9.12.10

Familia (una de tantas)

Llego tarde, como siempre. Es inevitable. Y de verdad que esta vez lo había intentado con fuerzas. Pero no, llego mis diez minutos tarde de rigor, con el agravante de que es uno de esos días en los que las casualidades han conseguido que todos los demás lleguen cerca de quince minutos pronto (los que menos), con lo que subjetivamente llego vergonzosamente tarde, que es una de las últimas cosas que deberían pasar.

Hace doce años que no veo a esa rama de la familia. Por aquel entonces, se celebraban bodas en Córdoba como si fuese una epidemia.

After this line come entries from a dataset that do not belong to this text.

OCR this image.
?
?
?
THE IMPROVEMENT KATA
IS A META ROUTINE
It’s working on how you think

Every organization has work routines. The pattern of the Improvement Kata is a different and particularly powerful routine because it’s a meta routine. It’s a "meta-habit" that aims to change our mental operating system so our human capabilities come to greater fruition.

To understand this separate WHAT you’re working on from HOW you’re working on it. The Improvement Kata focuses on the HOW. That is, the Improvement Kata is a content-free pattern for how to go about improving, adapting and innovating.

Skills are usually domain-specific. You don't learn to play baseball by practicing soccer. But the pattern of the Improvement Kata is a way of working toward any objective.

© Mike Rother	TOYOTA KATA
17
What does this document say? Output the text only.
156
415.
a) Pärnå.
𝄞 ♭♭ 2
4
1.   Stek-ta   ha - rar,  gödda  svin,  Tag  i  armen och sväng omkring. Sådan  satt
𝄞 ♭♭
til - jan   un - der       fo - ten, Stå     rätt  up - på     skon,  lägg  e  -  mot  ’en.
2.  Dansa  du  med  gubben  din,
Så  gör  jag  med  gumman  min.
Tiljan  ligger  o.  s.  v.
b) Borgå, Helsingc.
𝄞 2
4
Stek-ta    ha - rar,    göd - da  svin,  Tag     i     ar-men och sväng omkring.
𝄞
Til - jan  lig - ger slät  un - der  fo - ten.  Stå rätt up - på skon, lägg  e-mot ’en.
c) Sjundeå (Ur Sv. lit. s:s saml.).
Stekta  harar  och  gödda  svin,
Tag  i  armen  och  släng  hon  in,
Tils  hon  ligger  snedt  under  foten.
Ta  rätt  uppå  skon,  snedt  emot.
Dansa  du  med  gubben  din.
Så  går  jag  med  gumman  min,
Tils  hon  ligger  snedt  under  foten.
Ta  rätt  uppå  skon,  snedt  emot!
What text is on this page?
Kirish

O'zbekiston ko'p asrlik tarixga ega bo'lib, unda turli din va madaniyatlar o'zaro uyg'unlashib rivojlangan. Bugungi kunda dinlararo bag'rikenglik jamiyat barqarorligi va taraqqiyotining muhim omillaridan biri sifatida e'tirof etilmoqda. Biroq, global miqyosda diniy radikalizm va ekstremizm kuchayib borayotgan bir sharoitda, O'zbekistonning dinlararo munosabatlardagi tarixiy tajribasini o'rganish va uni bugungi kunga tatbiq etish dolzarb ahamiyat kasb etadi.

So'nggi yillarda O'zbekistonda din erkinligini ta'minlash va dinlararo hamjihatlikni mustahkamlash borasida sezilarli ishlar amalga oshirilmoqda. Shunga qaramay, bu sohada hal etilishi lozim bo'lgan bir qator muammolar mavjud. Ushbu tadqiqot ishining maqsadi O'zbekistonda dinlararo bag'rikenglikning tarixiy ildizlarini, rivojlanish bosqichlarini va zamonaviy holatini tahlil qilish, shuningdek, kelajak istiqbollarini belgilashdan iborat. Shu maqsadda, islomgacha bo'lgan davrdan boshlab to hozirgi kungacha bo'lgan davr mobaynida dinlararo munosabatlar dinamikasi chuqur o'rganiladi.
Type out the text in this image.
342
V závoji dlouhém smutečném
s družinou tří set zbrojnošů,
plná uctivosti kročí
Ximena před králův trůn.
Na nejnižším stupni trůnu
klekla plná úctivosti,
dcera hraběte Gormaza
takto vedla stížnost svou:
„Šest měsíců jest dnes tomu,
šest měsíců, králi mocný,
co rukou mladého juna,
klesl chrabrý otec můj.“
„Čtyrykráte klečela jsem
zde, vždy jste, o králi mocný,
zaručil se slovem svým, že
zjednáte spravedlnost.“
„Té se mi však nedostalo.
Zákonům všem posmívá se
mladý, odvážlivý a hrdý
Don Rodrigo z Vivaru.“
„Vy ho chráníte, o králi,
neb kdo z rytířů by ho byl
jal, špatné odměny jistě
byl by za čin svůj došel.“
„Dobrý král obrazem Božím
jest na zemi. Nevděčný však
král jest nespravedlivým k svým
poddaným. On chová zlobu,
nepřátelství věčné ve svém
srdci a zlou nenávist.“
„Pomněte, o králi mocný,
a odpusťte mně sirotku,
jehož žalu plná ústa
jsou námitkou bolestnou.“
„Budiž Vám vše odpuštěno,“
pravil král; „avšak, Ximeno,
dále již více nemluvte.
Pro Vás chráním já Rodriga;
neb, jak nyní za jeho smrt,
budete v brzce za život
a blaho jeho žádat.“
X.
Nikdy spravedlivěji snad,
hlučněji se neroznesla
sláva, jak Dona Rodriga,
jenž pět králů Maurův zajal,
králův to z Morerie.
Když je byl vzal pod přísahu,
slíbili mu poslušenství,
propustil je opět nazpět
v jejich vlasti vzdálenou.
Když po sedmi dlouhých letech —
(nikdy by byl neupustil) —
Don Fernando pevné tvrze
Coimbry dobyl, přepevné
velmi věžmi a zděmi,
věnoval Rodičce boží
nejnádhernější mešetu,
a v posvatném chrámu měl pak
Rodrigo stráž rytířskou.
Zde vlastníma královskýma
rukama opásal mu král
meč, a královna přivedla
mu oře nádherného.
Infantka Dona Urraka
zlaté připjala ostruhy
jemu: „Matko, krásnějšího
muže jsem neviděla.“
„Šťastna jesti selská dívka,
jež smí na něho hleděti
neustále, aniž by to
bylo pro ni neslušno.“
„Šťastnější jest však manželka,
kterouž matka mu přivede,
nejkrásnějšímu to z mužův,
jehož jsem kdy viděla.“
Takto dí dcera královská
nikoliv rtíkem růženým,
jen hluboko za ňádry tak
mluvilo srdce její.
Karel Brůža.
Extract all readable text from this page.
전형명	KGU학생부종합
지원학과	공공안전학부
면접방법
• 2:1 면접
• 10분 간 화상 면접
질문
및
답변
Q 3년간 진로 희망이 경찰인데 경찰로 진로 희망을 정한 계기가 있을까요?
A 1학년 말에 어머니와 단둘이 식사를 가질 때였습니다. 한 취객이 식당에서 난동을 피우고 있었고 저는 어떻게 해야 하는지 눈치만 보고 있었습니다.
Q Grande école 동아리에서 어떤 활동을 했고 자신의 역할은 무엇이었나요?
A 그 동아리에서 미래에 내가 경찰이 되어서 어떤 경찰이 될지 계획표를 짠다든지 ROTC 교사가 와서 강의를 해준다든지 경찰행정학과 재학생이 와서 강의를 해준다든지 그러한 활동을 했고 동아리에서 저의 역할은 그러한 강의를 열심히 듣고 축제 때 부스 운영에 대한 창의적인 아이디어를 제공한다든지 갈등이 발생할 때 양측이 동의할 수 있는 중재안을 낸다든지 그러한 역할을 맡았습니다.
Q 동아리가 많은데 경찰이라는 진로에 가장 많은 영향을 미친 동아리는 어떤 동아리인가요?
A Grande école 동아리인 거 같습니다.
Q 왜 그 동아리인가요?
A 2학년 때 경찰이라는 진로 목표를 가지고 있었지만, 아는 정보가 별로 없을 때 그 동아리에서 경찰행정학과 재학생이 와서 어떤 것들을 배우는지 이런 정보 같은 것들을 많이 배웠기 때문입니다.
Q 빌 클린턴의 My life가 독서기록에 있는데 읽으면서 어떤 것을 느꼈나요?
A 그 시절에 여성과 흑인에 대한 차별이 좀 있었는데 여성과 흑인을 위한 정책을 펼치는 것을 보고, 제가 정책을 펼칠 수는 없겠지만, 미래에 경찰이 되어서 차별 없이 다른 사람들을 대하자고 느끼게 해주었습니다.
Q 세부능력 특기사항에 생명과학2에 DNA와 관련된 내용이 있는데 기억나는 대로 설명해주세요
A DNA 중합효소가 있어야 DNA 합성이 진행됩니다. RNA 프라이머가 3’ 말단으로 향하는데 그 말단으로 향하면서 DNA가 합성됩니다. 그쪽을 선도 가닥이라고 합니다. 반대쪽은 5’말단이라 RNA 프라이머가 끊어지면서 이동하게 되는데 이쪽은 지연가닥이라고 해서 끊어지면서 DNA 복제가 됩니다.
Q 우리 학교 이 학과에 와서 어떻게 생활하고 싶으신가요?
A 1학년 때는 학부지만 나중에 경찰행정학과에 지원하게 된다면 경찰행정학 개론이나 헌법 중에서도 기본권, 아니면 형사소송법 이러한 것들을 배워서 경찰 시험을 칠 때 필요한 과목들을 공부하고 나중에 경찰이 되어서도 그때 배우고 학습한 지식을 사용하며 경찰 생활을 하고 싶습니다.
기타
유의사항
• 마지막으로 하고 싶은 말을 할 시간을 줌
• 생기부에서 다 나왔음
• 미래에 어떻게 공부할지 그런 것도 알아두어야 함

Y había que pasar el fin de semana, y olía a biberones derretidos, y yo odiaba esa ciudad por algún motivo irracional y, en parte, por las palomas, las mismas que no me molestaban en Sevilla y me desquiciaban allí.

Pero, sobre todo, odiaba esa ciudad porque era donde nos juntábamos todos y teníamos que vernos y yo tenía entre doce y catorce años y todo en general era espantoso. Las bodas familiares iban en una categoría aparte que rondaba la tortura del enésimo infierno.

Recuerdo a mi madre llorando, muerta de la vergüenza, echando en cara recomendaciones para internados no tenidas en cuenta. La sensación de que en realidad no me gustaba provocar todo aquello pero que era absolutamente imposible evitarlo.

Y doce años después, sólo de pensar en "las primas" me daban temblores. He interiorizado la vergüenza ajena que provocaba. Me muero de la vergüenza yo.

Me quito el abrigo subiendo las escaleras para que nadie vea que no he tenido tiempo de llevarlo al tinte. Lo doblo tres veces porque me da miedo que se vea el agujero del forro. Intento respirar hondo pero no me sale. No he tenido tiempo de maquillarme y después de la semana pasada me parece que en cualquier momento mis ojeras se harán más fuertes que yo y saldrán por debajo de la cara de al-menos-hoy-he-dormido para devolverme mi aspecto de chica enfermiza y melancólica que resulta ser agresiva y destructiva con una fuerza que no se sabe de dónde le sale.

Y es odioso cuando te pareces a la peor versión de ti mismo.

Pero de alguna forma que me resulta incomprensible, lo que se oye alrededor es: "es increíble lo lista que es y lo preparada que está"; me hablan de educar hijos adolescentes, precisamente a mí, como si pudiera dar consejos en ese aspecto. Y el caso es que los doy. Me hablan de tú a tú, de persona-que-hace-de-las-vidas-ajenas-infiernos a persona-que-hace-de-las-vidas-ajenas-infiernos. Y entiendo muchas cosas. Y sólo acierto a decir: "al menos sabes lo que le pasa. Que no sirve para nada, que tendrá que aprender ella sola. Pero por lo menos la entiendes, y seguro que algo lo nota; y eso cuenta". Probablemente no sea mal comentario, pienso después de oírme.

Sonreímos, todos, bastantes. Somos agradables, todos, unos con otros. Sin que se note más que la buena intención esa falsedad pegajosa y navideña que suele acompañar semejantes reencuentros familiares. Se está bien, a secas.

Olvido las susceptibilidades y me voy a comprar un abrigo con el que pueda anular mi nerviosismo de camino al restaurante. Y me siento viejita, de pronto. No me gustaba nada la persona que era con catorce años, pero qué lejos queda, cómo se nota. Incluso aunque nadie hubiera hablado de nietos en bucle.

Unos días después, uno de esos sitios que te hace sentir friki cuando haces login me manda un mail hablando de coincidencias genealógicas con otro árbol. Precisamente, en esa rama de la familia. Me supone una alegría tonta, tontísima. Me devuelve, otra vez, a los doce; cuando simultáneamente a la explosión de bodas cordobesas, me encargaban en el colegio averiguar el origen de mi familia.

El carácter, no; pero la curiosidad, molaba. Mola. En realidad, no es tan distinto ser viejo de ser pequeño, supongo. O eso espero.

2 comentarios:

La_Esperada dijo...

Me encanta cómo escribes y lo que escribes. Me encanta, no puedo evitarlo.

Besos!

La abajo firmante dijo...

:) Da gusto. Me alegro y lo agradezco.